The stability of natural convection of an electrically conducting fluid which is confined between two parallel vertical plates maintained at constant and different temperatures and is permeated by a transverse magnetic field is analyzed using linear stability theory. In deriving the equations governing the stability, a simplification is made using the fact that the magnetic Prandtl number Pm for most electrically conducting fluids is extremely small. The Chebyshev collocation method is used to obtain the eigenvalue equation, which is then solved numerically. The critical Grashof number Gc, the critical wavenumber ac, and the critical wave speed cc are obtained for a wide range of the Prandtl number P and for several selected values of the Hartmann number M. It is found that the magnetic field has a stabilizing effect on the convection flow against both stationary and travelling-wave disturbances. The detailed values of P, Gc, ac, and cc, at the point of transition from stationary to travelling-wave mode are also obtained for several selected values of M.

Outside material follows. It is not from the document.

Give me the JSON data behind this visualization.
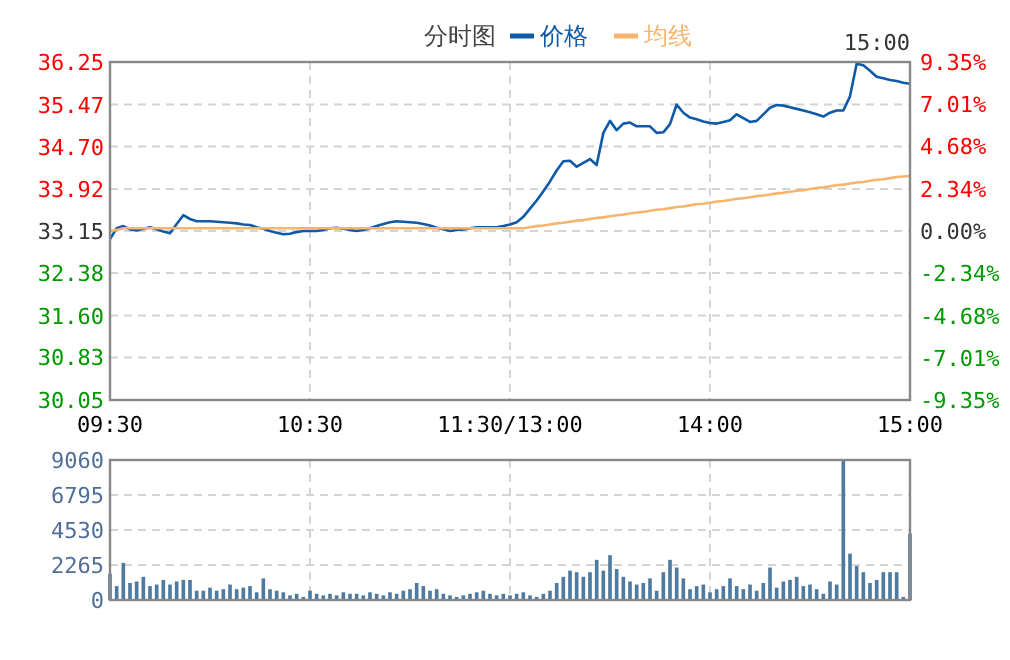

The Effect of Rotation on Convective Instability in a Horizontal Fluid Layer with Internal Heat Generation

The effect of uniform rotation on the onset of convective instability in a horizontal fluid layer with uniformly distributed internal heat sources is considered using linear stability theory. Under the assumption that the neutral state is a stationary one, the power series method is adopted to obtain the eigenvalue equation which is then computed numerically. The stability conditions influenced by uniform rotation are found for two sets of thermal boundary conditions.

Surface Tension Driven Instabillity in a Horizontal Layer of Binary Liquid Mixture in the Presence of the Soret Effect

The problem of the onset of surface tension driven instability in a horizontal layer of binary liquid mixture subjected to a vertical temperature gradient is examined using linear stability theory. The solute is assumed to be a non-surfactant and the Soret effect is taken into account. Assuming that the neutral state is a stationary one, the conditions under which instability sets in are determined in detail and it is found that the presence of the solute can play a prominent role through the Soret effect.